While the ruling is limited to the intricacies of the takeover battle, its repercussions could extend beyond the drugmakers. The issue is particularly fraught because of partners moving laterally and because of law firm consolidation as well as consolidation within industries.

“More firms are struggling with the balance between their ethical obligations to comply with conflicts rules and the practical realities of big firms that represent multiple parties in the same industry,” Nicole Hyland, a partner at Frankfurt Kurnit Klein & Selz P.C., said in an interview Wednesday. “There’s growth in these types of disqualifications and conflict situations.”

Mylan sued Kirkland claiming that work the firm had performed on several matters gave it access to confidential, strategic information that might, despite so-called ethical walls, be used against the company.

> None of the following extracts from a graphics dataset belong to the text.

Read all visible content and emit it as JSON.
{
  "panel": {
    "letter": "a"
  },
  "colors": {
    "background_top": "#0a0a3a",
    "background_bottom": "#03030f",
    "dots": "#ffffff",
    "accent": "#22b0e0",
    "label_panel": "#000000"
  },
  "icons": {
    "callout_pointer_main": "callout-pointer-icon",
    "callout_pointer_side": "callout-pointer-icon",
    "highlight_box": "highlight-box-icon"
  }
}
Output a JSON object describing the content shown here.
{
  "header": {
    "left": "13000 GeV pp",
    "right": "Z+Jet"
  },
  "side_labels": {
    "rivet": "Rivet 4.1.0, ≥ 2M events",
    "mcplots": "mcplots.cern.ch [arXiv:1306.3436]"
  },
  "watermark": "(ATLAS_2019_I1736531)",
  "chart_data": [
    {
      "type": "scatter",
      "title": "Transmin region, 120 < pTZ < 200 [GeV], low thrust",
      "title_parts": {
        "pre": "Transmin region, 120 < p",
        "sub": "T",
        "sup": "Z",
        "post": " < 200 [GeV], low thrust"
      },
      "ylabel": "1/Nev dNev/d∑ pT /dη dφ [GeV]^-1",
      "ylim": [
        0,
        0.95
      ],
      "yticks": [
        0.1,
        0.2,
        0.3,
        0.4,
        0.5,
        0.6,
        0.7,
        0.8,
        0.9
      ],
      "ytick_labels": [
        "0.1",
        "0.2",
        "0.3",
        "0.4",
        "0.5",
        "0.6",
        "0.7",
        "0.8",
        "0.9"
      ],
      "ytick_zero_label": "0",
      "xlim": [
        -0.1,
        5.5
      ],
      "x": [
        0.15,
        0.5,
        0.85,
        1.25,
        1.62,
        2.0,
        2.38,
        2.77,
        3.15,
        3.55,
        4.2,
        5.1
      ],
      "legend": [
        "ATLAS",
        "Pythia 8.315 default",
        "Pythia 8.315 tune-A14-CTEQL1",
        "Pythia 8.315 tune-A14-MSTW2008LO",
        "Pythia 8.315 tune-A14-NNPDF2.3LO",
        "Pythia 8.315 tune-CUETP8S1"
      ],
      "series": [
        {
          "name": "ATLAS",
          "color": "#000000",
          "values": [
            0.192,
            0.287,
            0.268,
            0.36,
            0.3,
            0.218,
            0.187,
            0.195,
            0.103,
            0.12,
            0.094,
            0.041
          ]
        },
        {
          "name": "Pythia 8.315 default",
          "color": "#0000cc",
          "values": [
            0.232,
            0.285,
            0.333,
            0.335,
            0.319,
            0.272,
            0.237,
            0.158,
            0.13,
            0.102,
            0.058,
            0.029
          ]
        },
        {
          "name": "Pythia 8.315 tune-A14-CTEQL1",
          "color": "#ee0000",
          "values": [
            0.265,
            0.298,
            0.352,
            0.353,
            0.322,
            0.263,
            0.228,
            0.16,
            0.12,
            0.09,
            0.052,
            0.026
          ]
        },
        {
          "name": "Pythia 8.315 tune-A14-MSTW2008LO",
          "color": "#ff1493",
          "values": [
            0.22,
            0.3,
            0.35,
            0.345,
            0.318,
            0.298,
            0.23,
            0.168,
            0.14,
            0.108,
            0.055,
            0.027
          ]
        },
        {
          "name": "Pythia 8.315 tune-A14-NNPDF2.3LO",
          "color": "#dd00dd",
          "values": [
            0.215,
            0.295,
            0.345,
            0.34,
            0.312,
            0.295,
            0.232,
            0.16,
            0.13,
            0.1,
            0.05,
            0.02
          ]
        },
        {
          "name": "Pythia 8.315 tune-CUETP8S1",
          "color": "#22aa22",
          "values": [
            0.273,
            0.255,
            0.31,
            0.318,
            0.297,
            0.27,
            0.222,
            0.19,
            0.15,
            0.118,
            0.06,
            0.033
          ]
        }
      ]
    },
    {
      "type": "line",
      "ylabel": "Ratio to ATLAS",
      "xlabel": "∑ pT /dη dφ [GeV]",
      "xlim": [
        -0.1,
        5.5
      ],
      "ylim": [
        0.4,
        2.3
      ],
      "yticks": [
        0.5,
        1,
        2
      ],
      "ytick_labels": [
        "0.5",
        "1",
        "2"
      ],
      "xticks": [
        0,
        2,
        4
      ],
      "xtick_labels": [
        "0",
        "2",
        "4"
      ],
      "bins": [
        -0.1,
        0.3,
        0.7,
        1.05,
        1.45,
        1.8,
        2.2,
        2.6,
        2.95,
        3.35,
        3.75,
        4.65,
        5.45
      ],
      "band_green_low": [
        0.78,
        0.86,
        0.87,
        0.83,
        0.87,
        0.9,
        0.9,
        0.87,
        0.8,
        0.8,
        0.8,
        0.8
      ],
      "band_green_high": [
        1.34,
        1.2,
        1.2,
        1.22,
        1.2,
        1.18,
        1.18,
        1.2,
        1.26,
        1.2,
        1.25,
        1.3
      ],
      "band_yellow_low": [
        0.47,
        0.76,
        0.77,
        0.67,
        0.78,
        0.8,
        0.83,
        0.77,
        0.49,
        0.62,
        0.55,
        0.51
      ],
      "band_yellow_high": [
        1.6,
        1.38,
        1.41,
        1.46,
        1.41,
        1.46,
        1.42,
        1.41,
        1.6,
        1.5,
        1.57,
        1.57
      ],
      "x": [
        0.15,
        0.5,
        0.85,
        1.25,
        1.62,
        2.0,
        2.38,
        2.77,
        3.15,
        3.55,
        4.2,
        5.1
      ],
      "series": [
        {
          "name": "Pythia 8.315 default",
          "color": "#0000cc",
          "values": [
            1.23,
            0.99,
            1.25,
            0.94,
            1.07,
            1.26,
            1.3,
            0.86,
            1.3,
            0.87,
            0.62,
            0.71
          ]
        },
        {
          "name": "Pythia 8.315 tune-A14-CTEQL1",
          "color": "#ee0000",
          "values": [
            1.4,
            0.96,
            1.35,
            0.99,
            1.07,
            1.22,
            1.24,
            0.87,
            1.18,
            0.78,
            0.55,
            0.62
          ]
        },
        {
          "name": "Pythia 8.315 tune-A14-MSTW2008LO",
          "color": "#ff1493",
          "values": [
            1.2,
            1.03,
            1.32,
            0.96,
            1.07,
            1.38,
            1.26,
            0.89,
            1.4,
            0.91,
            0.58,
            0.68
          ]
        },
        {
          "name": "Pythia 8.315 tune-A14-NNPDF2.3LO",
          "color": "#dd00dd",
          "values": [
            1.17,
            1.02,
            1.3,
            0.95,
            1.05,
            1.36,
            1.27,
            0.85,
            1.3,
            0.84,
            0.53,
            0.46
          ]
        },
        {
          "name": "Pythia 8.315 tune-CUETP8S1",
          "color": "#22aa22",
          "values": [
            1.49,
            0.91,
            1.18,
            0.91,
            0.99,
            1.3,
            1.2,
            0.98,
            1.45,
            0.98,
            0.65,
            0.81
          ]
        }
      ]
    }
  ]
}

Although the report, which must still be adopted by the federal judge overseeing the case, is predicated on Pennsylvania law, ethical rules and retention agreements are sufficiently similar in other states to make the magistrate’s recommendation instructive.

Kirkland was already representing Teva when Mylan became a client. According to the magistrate’s report, Mylan was aware of Kirkland’s work for Teva, “including regulatory matters and products liability litigation with respect to certain drugs, some of which were matters in which Teva’s interests were directly adverse to Mylan.”

In addition, Mylan had agreed to a waiver agreement that allowed Kirkland to represent others, “including in litigation, arbitration or other dispute resolution” procedures that might be adverse.

Nonetheless, that agreement, known as an advance waiver, shouldn’t be read to permit Kirkland to represent Teva, the magistrate said.

Several years ago, Cravath, Swaine & Moore LLP, which represents Mylan in the takeover battle, although not in the conflict litigation, was embroiled in a similar suit.

Airgas Inc., in a Pennsylvania state court, claimed that Cravath was conflicted because it represented the company in financings from 2001 to 2009, when it said it could no longer continue in that role because of a conflict. That suit settled in 2011 on terms that remain confidential.

The conflicts issue in the Kirkland case will linger even though Teva has now retained Sullivan & Cromwell LLP as its adviser.

Kirkland, represented by Gibson, Dunn & Crutcher LLP, is planning on objecting to the magistrate’s report, the firm said in an emailed statement. Wilson Sonsini Goodrich & Rosati represented Mylan in the conflict litigation.

“We strongly disagree with the recommendation made by the magistrate judge, and we reject any suggestion that Kirkland & Ellis’s representation of Teva in its proposed acquisition of Mylan NV presents a conflict of interest,” Kirkland said.

Even if the judge overseeing the case ultimately rejects the magistrate’s report, the detailed analysis should offer firms “one tool in how to manage conflicts and draft waivers,” Hyland said.

“To the extent you can make a waiver specific and really identify the types of matters that you intend to include or exclude, the better the chances that a court will enforce it.”